Windows 10 vulnerability allows any user to become an administrator
As found Beep computer, A huge security hole was discovered in Windows 10 (see How to get Windows 10 for free or cheap) with Windows 11 Allow local account users to access sensitive account information for local and administrator accounts. This issue extends to local accounts that can change the password of the administrator account, allowing potential attackers to gain full access to the PC.
The problem lies in the Microsoft security rules assigned to the Windows Registry and Security Account Manager. For some reason, both reduce the restrictions, allowing any local user to fully access the file without administrator rights.
This is even more critical for the security account manager, which stores all the account data of all users on the PC-including passwords.
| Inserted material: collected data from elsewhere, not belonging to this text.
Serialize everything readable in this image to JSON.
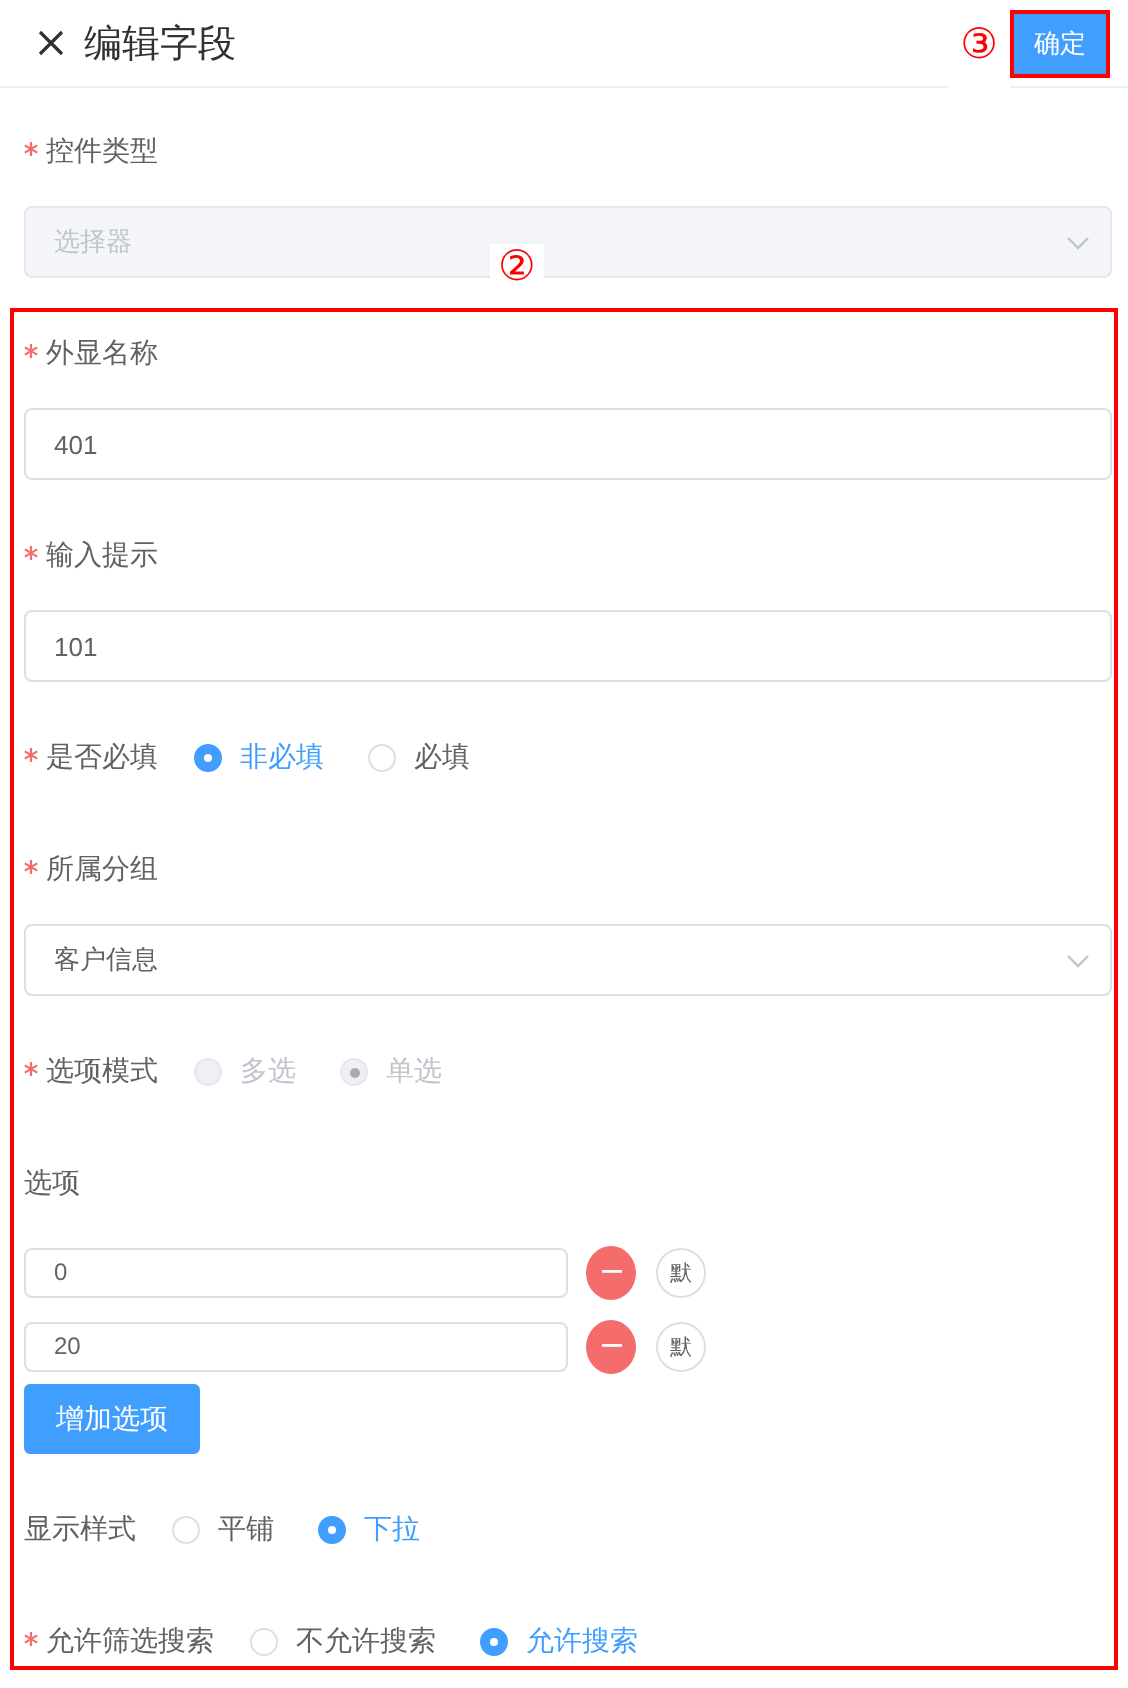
{
  "header": {
    "title": "编辑字段",
    "marker": "③",
    "confirm_button": "确定"
  },
  "fields": [
    {
      "kind": "select",
      "label": "控件类型",
      "required": true,
      "disabled": true,
      "placeholder": "选择器"
    }
  ],
  "highlighted_section": {
    "marker": "②",
    "fields": [
      {
        "kind": "input",
        "label": "外显名称",
        "required": true,
        "value": "401"
      },
      {
        "kind": "input",
        "label": "输入提示",
        "required": true,
        "value": "101"
      },
      {
        "kind": "radio",
        "label": "是否必填",
        "required": true,
        "disabled": false,
        "options": [
          {
            "label": "非必填",
            "selected": true
          },
          {
            "label": "必填",
            "selected": false
          }
        ]
      },
      {
        "kind": "select",
        "label": "所属分组",
        "required": true,
        "disabled": false,
        "value": "客户信息"
      },
      {
        "kind": "radio",
        "label": "选项模式",
        "required": true,
        "disabled": true,
        "options": [
          {
            "label": "多选",
            "selected": false
          },
          {
            "label": "单选",
            "selected": true
          }
        ]
      },
      {
        "kind": "options",
        "label": "选项",
        "required": false,
        "items": [
          {
            "value": "0",
            "default_label": "默"
          },
          {
            "value": "20",
            "default_label": "默"
          }
        ],
        "add_button": "增加选项"
      },
      {
        "kind": "radio",
        "label": "显示样式",
        "required": false,
        "disabled": false,
        "options": [
          {
            "label": "平铺",
            "selected": false
          },
          {
            "label": "下拉",
            "selected": true
          }
        ]
      },
      {
        "kind": "radio",
        "label": "允许筛选搜索",
        "required": true,
        "disabled": false,
        "options": [
          {
            "label": "不允许搜索",
            "selected": false
          },
          {
            "label": "允许搜索",
            "selected": true
          }
        ]
      }
    ]
  }
}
Granting local users access to this private information allows an attacker to log in to one of the administrator accounts to take full control of the PC.
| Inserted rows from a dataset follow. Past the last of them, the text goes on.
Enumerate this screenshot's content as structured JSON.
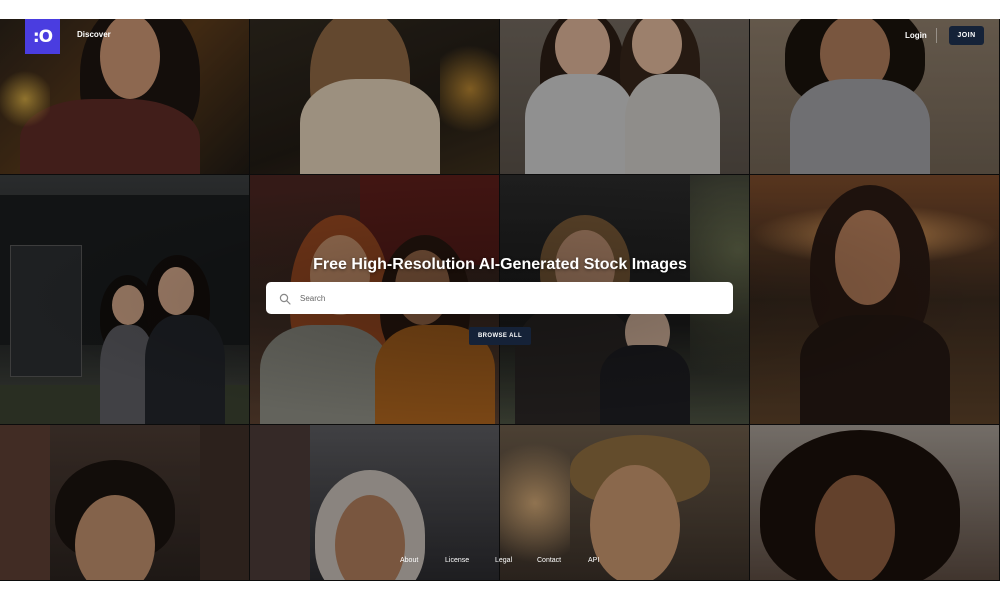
{
  "header": {
    "logo_text": ":O",
    "nav_discover": "Discover",
    "nav_login": "Login",
    "join_label": "JOIN"
  },
  "hero": {
    "title": "Free High-Resolution AI-Generated Stock Images",
    "search_placeholder": "Search",
    "browse_label": "BROWSE ALL"
  },
  "footer": {
    "links": [
      "About",
      "License",
      "Legal",
      "Contact",
      "API"
    ]
  },
  "colors": {
    "brand": "#4a3de0",
    "button_dark": "#152238"
  },
  "icons": {
    "search": "search-icon"
  }
}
Fortunately, you cannot access the Windows registry files at will, because these files are always in use while Windows is running, which means you cannot view these files while Windows is using them.
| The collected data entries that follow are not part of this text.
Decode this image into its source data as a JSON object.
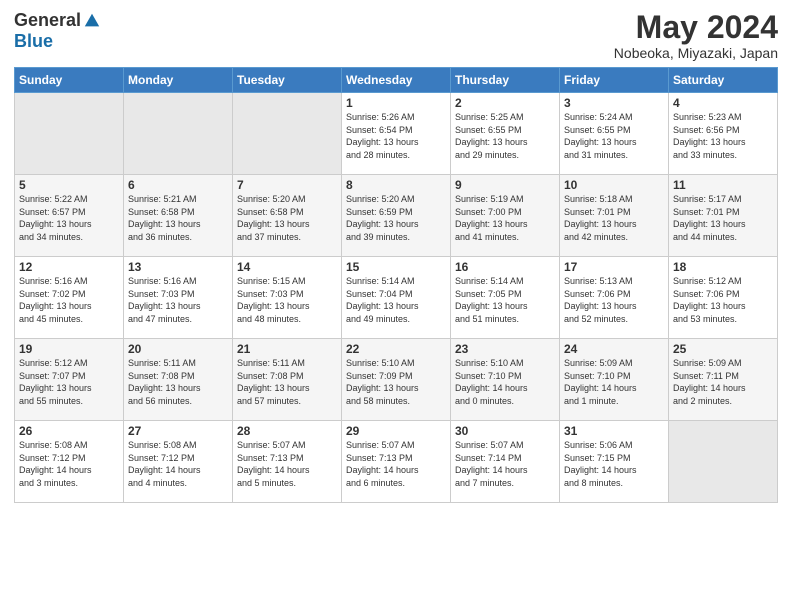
{
  "header": {
    "logo_general": "General",
    "logo_blue": "Blue",
    "month_title": "May 2024",
    "location": "Nobeoka, Miyazaki, Japan"
  },
  "days_of_week": [
    "Sunday",
    "Monday",
    "Tuesday",
    "Wednesday",
    "Thursday",
    "Friday",
    "Saturday"
  ],
  "weeks": [
    [
      {
        "day": "",
        "info": ""
      },
      {
        "day": "",
        "info": ""
      },
      {
        "day": "",
        "info": ""
      },
      {
        "day": "1",
        "info": "Sunrise: 5:26 AM\nSunset: 6:54 PM\nDaylight: 13 hours\nand 28 minutes."
      },
      {
        "day": "2",
        "info": "Sunrise: 5:25 AM\nSunset: 6:55 PM\nDaylight: 13 hours\nand 29 minutes."
      },
      {
        "day": "3",
        "info": "Sunrise: 5:24 AM\nSunset: 6:55 PM\nDaylight: 13 hours\nand 31 minutes."
      },
      {
        "day": "4",
        "info": "Sunrise: 5:23 AM\nSunset: 6:56 PM\nDaylight: 13 hours\nand 33 minutes."
      }
    ],
    [
      {
        "day": "5",
        "info": "Sunrise: 5:22 AM\nSunset: 6:57 PM\nDaylight: 13 hours\nand 34 minutes."
      },
      {
        "day": "6",
        "info": "Sunrise: 5:21 AM\nSunset: 6:58 PM\nDaylight: 13 hours\nand 36 minutes."
      },
      {
        "day": "7",
        "info": "Sunrise: 5:20 AM\nSunset: 6:58 PM\nDaylight: 13 hours\nand 37 minutes."
      },
      {
        "day": "8",
        "info": "Sunrise: 5:20 AM\nSunset: 6:59 PM\nDaylight: 13 hours\nand 39 minutes."
      },
      {
        "day": "9",
        "info": "Sunrise: 5:19 AM\nSunset: 7:00 PM\nDaylight: 13 hours\nand 41 minutes."
      },
      {
        "day": "10",
        "info": "Sunrise: 5:18 AM\nSunset: 7:01 PM\nDaylight: 13 hours\nand 42 minutes."
      },
      {
        "day": "11",
        "info": "Sunrise: 5:17 AM\nSunset: 7:01 PM\nDaylight: 13 hours\nand 44 minutes."
      }
    ],
    [
      {
        "day": "12",
        "info": "Sunrise: 5:16 AM\nSunset: 7:02 PM\nDaylight: 13 hours\nand 45 minutes."
      },
      {
        "day": "13",
        "info": "Sunrise: 5:16 AM\nSunset: 7:03 PM\nDaylight: 13 hours\nand 47 minutes."
      },
      {
        "day": "14",
        "info": "Sunrise: 5:15 AM\nSunset: 7:03 PM\nDaylight: 13 hours\nand 48 minutes."
      },
      {
        "day": "15",
        "info": "Sunrise: 5:14 AM\nSunset: 7:04 PM\nDaylight: 13 hours\nand 49 minutes."
      },
      {
        "day": "16",
        "info": "Sunrise: 5:14 AM\nSunset: 7:05 PM\nDaylight: 13 hours\nand 51 minutes."
      },
      {
        "day": "17",
        "info": "Sunrise: 5:13 AM\nSunset: 7:06 PM\nDaylight: 13 hours\nand 52 minutes."
      },
      {
        "day": "18",
        "info": "Sunrise: 5:12 AM\nSunset: 7:06 PM\nDaylight: 13 hours\nand 53 minutes."
      }
    ],
    [
      {
        "day": "19",
        "info": "Sunrise: 5:12 AM\nSunset: 7:07 PM\nDaylight: 13 hours\nand 55 minutes."
      },
      {
        "day": "20",
        "info": "Sunrise: 5:11 AM\nSunset: 7:08 PM\nDaylight: 13 hours\nand 56 minutes."
      },
      {
        "day": "21",
        "info": "Sunrise: 5:11 AM\nSunset: 7:08 PM\nDaylight: 13 hours\nand 57 minutes."
      },
      {
        "day": "22",
        "info": "Sunrise: 5:10 AM\nSunset: 7:09 PM\nDaylight: 13 hours\nand 58 minutes."
      },
      {
        "day": "23",
        "info": "Sunrise: 5:10 AM\nSunset: 7:10 PM\nDaylight: 14 hours\nand 0 minutes."
      },
      {
        "day": "24",
        "info": "Sunrise: 5:09 AM\nSunset: 7:10 PM\nDaylight: 14 hours\nand 1 minute."
      },
      {
        "day": "25",
        "info": "Sunrise: 5:09 AM\nSunset: 7:11 PM\nDaylight: 14 hours\nand 2 minutes."
      }
    ],
    [
      {
        "day": "26",
        "info": "Sunrise: 5:08 AM\nSunset: 7:12 PM\nDaylight: 14 hours\nand 3 minutes."
      },
      {
        "day": "27",
        "info": "Sunrise: 5:08 AM\nSunset: 7:12 PM\nDaylight: 14 hours\nand 4 minutes."
      },
      {
        "day": "28",
        "info": "Sunrise: 5:07 AM\nSunset: 7:13 PM\nDaylight: 14 hours\nand 5 minutes."
      },
      {
        "day": "29",
        "info": "Sunrise: 5:07 AM\nSunset: 7:13 PM\nDaylight: 14 hours\nand 6 minutes."
      },
      {
        "day": "30",
        "info": "Sunrise: 5:07 AM\nSunset: 7:14 PM\nDaylight: 14 hours\nand 7 minutes."
      },
      {
        "day": "31",
        "info": "Sunrise: 5:06 AM\nSunset: 7:15 PM\nDaylight: 14 hours\nand 8 minutes."
      },
      {
        "day": "",
        "info": ""
      }
    ]
  ]
}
But the solution to this “problem” is to access the Windows shadow volume used as a backup of the Windows registry and SAM files.
Microsoft is aware of this matter and is tracking it with code CVE-2021-36934, It also contains a complete solution to the problem, including restricting access to %windir%system32config and deleting any restore points or shadow volumes created before that point, until the vulnerability is blocked by an official security patch.